In the past month since I’ve been back in the U.S. from England, I’ve travelled 384 miles to four churches around New York State. Each community is different, and what I take away from each of our experiences together helps me to grow in my own journey. I get to see God working through so many different people in so many different places. From the ethnically and economically diverse community in Syracuse, to the home-town churches of central and western NY, I have the privelege of seeing and experiencing our Methodist connection.
Now, for those of you who aren’t United Methodist (well, if you’re reading these posts you’re basically a Methodist because of how often I talk about us…), you may not know that our Church is in a decisive time. We have to decide whether will we embrace God’s inclusive love and once again be a Church of the “Social Gospel,” or not. Of course, there is much debate and perhaps I have over-simplified the current situation here.
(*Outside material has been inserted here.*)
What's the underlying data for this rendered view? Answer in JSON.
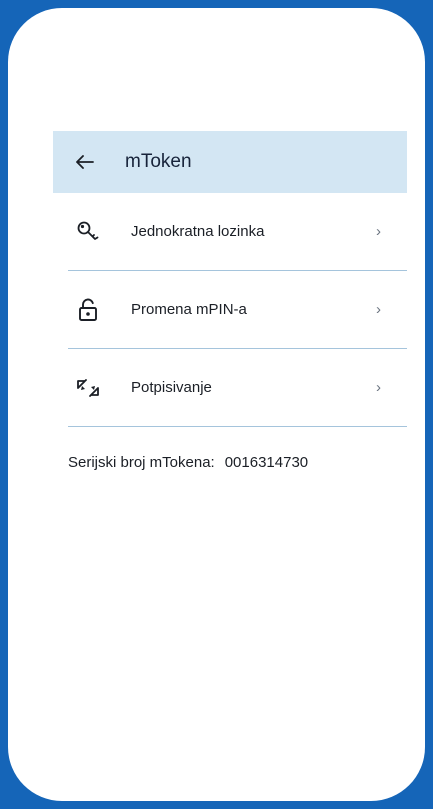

But injustice is injustice and we cannot ever allow politics, law, or even Church doctrine to complicate human rights—to over-complicate what I believe to be the essence of God: love.
In the Message paraphrase of the Bible, Galatians 5 says, “Why don’t you choose to be led by the Spirit and so escape the erratic compulsions of a law-dominated existence?” Now, my very sweet and compassionate atheist boyfriend said, “The Bible says that?! The Bible is the most law-dominating text I can think of…” And he’s right. We have so many laws in the Tanuk (Torah: books of law; Nevi’im: books of the prophets; Ketuvim: writings of the history), and even in the New Testament (some of Paul’s/pseudo-Paul’s misinterpreted letters for example). So how can the Bible say “escape the erratic compulsions of a law-dominated existence?” How can Christians live under governments which exploit and yet we are called to escape these?
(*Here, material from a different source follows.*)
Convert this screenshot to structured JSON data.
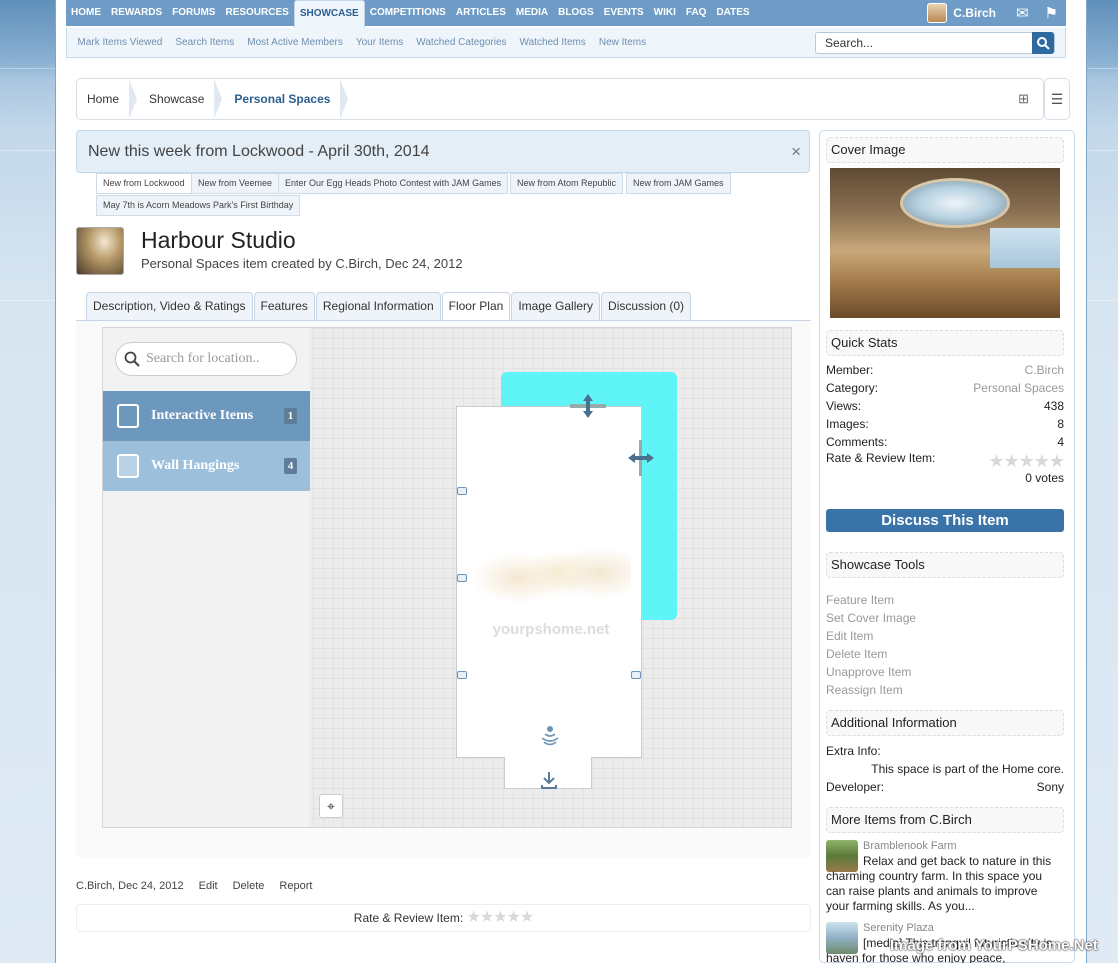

The best way I can reconcile this obvious contradiction is with the theme of renewal. Renewal means the resuming of an activity or state after an interruption. According to the Old Testament, humanity’s relationship with God was interrupted because of sin. God, however, didn’t give up on humanity and so God sent Jesus to renew us; to allow us to continue in this relationship.
But this isn’t the only renewal I believe Jesus brought/brings. Jesus didn’t just die, he rose again and appeared on this earth; he was mistaken as a gardener by Mary Magdalene (John 20). His reappearance signifies that this world: the ecosystem, the social structures, the religious and political structures, the family and neighbor structures—that all of these things would be renewed; that all of these things would cease to be interrupted by greed, self-interest, “first-world” economies which profit off the exploitation of other nations—that all of these things would be transformed through love.
As I’ve preached to the churches I’ve visited thus far:
1) Renewal is the resuming of an activity, which means that God has already been—and will continue to be—working through us for justice.
2) Renewal is a recommitment to the here and now; it’s a reaffirmation of God’s dedication to this world.
3) Renewal is active; it requires voices of truth to speak, and people of truth to act.
So for all of us, those reading this and the remaining four churches on my tour of renewal, may we use our voices and act out of love to transform this world into the kin-dom of God. May we all be people of renewal, enabling the process for all people to reach fruition into their full and authentic selves.